Sunday, June 05, 2005

Kuwait joins list of countries to adopt robot camel jockeys :: Aljazeera.Net
Gulf Arabs dispute US abuse claims

Officials in Saudi Arabia, Qatar and the UAE were either unreachable or unwilling to immediately comment on the US report, but in Kuwait a senior official said his country had adopted stiff measures to clamp down on human-trafficking.

These included closing the camel race club for four months in punishment for using child jockeys.

The government reopened it only after the club pledged not to violate the law banning the use of jockeys under 18 or weighing less than 45kg, said Adnan al-Omar, assistant undersecretary at the social affairs and labour ministry.

A plan to replace human jockeys by robots could be applied within weeks, he said.

Omar said Kuwait, which hosts 1.8 million foreigners, was considering a study by the International Labour Organisation (ILO) to "find alternatives for the sponsor system", which binds foreign workers with a view to safeguarding their dignity.

Both Qatar and the UAE have already tested the use of robots as jockeys after banning children in the region's popular sport, and the UAE has signed an agreement with the United Nations children's fund Unicef to rehabilitate child camel jockeys.
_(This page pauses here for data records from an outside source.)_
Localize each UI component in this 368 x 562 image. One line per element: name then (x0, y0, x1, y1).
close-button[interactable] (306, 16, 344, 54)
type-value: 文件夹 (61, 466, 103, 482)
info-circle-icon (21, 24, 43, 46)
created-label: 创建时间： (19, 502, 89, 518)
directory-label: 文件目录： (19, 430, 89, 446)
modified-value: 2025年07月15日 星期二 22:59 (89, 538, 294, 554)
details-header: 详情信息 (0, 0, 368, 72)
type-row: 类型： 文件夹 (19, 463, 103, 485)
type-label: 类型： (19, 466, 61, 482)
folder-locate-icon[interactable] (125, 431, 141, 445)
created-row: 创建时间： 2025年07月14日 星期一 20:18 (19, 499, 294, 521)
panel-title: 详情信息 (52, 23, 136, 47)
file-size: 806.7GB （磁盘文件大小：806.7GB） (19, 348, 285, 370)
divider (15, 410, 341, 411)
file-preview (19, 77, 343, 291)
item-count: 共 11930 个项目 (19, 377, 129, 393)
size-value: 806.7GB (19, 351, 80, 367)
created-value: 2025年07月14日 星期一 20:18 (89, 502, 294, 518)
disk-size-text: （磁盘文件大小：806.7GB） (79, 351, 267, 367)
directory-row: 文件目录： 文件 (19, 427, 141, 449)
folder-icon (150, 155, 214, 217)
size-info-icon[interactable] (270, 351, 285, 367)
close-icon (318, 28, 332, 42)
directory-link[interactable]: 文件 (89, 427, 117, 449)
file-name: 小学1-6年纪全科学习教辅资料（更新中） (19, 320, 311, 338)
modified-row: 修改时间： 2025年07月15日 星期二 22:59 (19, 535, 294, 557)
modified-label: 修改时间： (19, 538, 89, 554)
But the State Department report said "the trafficking and exploitation of South Asian and African children as camel jockeys has burgeoned in the Gulf states" despite promises to curb the practice.
Emphasis added. The sponsor system used through the Gulf Arab countries has been abused by some. When workers cannot switch to another employer, and do not have access to the courts, that leaves them vulnerable to exploitation.